What test should I use?
http://udel.edu/~mcdonald/statbigchart.html

#### akilles88

##### New Member
The Ecologists,

Yes, I intended for the transects to be treated as independent. In my exp. design I followed very strict protocols during sampling to minimize any type of disturbance that would disrupt the natural distribution of organisms. The following are the major protocols that were established: (1) No transect may be sampled more than once per sampling day, (2) only three samples may be taken from the pond per samp. day, (3) each subsequent sample must maximize distance between the last and next sample of that sampling day, (4) no transect*depthzone combo may be sampled more than once for the entire sampling period. Also, sampling tubes were transported by boat so that time actually spent in water only occurs during extraction of the contents of the sampling tube.

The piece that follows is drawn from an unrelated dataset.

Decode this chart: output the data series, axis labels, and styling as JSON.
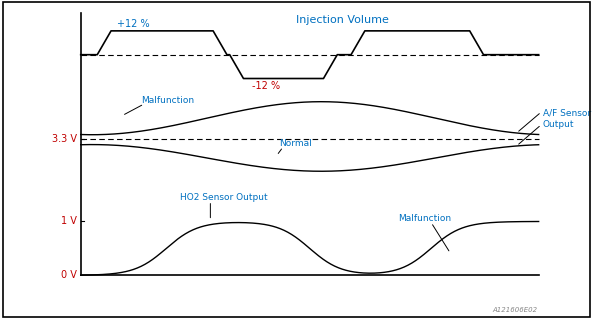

I believe the fine-scale distribution of tadpoles will be primarily influenced by a thermal gradient - especially in the case of Lithobates clamitans clamitans. Since sampling took place during late fall to early autumn in a temperate dimictic pond, thermal stratification should still be present. Dissolved oxygen and temperature have been shown in laboratory experiments to influence the growth and behavior of tadpoles; affecting development and predation rates. Thus, tadpole should favor shallow areas that provide warmer temps as well as higher DO concentrations due to wind driven mixing. While all tadpoles should seek these areas, intraspecific competition for these resources should produce a gradation of tadpole density where they decrease as depth increases.

Thank you so much for your comments. I am always appreciative of any knowledge I can get from other ecologists (at least I hope to be one day).

#### TheEcologist

##### Global Moderator
Hi akilles88,

Glad I could help, I hope you find an appropriate analyses. Try the suggestions from the others and mine. Post back if you are uncertain.